Harrington: Kit from the council’s Gaza warning

Former deputy leader of Westminster City Council ‘beyond words’ over Lammy’s ‘inaction’

Friday, 25th July

kit malthouse

Kit Malthouse MP [UK PARLT (cc-by-3.0)]

AS MPs tiptoe around their words on Israel’s military offensive in Gaza, the deaths of children and an avoidable starvation, you might have expected that one found warning foreign secretary David Lammy that he could end up in The Hague to be a hard left firebrand.

But no, one of the starkest contributions we’ve heard in the House of Commons since the war began came from Conservative MP Kit Malthouse. Around here we know him better as the former deputy leader of Westminster City Council. Remember?
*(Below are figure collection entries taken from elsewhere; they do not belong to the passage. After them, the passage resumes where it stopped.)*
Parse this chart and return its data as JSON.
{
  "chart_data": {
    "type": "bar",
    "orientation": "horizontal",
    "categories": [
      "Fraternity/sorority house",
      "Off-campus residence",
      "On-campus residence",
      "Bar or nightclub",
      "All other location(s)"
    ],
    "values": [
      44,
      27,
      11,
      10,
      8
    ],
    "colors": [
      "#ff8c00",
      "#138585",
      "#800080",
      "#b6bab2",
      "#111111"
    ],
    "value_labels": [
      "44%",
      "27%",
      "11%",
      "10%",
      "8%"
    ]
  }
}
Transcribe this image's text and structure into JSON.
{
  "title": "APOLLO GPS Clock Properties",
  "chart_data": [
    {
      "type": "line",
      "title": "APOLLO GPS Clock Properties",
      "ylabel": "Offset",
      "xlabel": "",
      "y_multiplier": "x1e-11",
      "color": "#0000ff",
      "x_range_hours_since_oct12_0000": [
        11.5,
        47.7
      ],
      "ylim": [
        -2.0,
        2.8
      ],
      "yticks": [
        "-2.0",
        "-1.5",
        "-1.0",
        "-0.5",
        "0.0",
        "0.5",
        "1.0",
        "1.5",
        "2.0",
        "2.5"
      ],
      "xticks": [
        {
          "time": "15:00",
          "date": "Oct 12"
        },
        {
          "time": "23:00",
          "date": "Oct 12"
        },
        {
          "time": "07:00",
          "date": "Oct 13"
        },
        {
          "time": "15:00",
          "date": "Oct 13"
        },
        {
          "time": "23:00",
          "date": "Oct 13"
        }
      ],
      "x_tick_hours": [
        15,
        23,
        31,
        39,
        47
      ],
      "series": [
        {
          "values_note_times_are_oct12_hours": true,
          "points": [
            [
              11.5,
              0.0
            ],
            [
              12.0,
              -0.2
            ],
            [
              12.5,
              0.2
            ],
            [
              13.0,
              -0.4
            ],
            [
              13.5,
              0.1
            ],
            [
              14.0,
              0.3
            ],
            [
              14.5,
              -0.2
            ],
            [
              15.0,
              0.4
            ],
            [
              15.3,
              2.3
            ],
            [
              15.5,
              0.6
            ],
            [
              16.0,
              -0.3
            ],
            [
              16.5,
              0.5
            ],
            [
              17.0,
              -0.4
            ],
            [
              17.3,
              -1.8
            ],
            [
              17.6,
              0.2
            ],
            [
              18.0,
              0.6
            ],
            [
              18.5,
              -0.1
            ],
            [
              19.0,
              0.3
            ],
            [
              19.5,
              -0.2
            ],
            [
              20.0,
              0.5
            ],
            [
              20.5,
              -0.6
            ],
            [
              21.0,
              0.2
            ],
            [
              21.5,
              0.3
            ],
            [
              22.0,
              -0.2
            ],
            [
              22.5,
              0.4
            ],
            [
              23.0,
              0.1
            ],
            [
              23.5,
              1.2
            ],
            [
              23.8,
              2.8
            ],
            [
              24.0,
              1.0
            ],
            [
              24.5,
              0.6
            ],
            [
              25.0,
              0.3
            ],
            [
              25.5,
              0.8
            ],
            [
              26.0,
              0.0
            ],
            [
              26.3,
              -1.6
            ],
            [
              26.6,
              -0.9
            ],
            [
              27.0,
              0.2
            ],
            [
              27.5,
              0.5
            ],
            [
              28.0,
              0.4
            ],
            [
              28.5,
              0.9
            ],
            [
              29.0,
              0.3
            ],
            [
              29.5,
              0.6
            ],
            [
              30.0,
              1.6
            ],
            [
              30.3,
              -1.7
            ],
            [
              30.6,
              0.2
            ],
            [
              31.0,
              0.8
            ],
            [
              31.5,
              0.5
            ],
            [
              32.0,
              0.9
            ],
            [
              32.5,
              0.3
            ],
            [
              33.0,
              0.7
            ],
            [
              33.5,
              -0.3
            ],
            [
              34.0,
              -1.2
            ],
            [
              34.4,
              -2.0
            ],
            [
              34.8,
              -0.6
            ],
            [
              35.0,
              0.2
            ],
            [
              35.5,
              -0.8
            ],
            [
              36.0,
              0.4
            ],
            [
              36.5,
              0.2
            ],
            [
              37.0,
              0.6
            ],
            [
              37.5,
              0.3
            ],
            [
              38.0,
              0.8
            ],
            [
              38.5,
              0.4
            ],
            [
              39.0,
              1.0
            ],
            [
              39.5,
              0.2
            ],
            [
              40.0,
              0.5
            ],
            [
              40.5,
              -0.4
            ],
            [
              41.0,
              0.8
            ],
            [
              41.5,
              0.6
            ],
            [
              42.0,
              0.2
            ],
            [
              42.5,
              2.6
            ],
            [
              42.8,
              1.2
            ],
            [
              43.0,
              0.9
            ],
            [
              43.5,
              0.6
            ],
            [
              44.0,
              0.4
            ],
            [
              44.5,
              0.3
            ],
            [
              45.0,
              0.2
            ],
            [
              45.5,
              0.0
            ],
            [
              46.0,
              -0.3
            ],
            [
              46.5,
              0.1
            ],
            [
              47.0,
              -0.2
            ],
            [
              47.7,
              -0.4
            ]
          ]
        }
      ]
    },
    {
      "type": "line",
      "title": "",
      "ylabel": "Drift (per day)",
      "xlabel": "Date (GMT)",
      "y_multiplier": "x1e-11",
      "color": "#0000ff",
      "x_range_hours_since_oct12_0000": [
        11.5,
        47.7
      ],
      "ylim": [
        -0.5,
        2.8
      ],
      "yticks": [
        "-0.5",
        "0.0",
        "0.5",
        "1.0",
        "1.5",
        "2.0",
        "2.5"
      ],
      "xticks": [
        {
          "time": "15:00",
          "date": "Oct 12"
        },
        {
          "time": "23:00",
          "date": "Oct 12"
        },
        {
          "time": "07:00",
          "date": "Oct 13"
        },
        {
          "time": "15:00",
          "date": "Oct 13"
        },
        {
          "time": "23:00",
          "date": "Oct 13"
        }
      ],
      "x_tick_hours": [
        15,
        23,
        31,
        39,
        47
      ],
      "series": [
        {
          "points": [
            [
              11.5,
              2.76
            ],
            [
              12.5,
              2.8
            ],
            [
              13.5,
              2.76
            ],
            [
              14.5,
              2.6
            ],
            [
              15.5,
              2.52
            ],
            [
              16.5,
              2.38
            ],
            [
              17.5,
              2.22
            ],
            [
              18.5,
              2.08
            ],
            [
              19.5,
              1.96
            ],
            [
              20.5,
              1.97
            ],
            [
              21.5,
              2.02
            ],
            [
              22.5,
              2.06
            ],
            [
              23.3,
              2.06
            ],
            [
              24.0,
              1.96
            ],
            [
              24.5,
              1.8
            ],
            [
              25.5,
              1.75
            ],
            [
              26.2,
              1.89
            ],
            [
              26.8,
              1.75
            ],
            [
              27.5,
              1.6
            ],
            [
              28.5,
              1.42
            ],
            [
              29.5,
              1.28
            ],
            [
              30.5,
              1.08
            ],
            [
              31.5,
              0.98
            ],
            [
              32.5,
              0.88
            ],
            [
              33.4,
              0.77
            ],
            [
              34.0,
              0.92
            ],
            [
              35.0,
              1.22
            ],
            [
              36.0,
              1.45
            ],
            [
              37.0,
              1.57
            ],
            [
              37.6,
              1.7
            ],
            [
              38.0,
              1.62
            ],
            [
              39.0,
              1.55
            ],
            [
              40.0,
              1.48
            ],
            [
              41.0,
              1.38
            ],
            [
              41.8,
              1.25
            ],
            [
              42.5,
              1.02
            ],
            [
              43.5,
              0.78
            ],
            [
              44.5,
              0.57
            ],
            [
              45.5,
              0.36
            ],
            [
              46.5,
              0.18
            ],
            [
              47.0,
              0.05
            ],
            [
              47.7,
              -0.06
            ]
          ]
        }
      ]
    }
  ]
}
He opposed the introduction of the congestion charge among other things.

“I’m just beyond words really at his inaction and, frankly, complicity by inaction at what is going on,” Mr Malthouse told Mr Lammy on Monday.

“He himself said there’s a massive prison camp being constructed in the south of Gaza.

“He knows that leading genocide scholars from across the world now are ringing the alarm bells… can he not see that his inaction – and frankly, cowardice – is making this country irrelevant?

“Can he also not see the personal risk to him, given our international obligations, that he may end up at The Hague because of his inaction?”

Mr Malthouse then looked around the chamber – it wasn’t that busy as usual – and said: “Finally, an appeal to the Labour backbenches: We can’t get your leadership to change their minds, only you can if you organise and insist on change.”

In interviews this week Mr Lammy has been critical and gone as far as saying that the UK government has asked Israel to “think again”.

At one point in the Commons, he said: “Me raising my voice will not bring this war to an end.”

This was about as energetic as he got in a week when the Daily Express, a title so often derided for seeming to care for little more than weather and Princess Diana, published a front page photograph of an emaciated child with the headline: “For pity’s sake stop this now”, adding the situation in Gaza “shames us all”.

To find a Tory MP and a right-wing newspaper being so strident perhaps suggests a changing tenor.

Mr Malthouse, who was a councillor in Westminster for eight years, has faced the familiar pushback that if you want Israel to change course, you somehow do not care about the victims of the October 7 atrocity and the hostages still held by Hamas, nor appreciate the fear of a repeat.

It should be needless to say how possible it is to feel for all of the victims of this horrifying period of history and still want more from the government.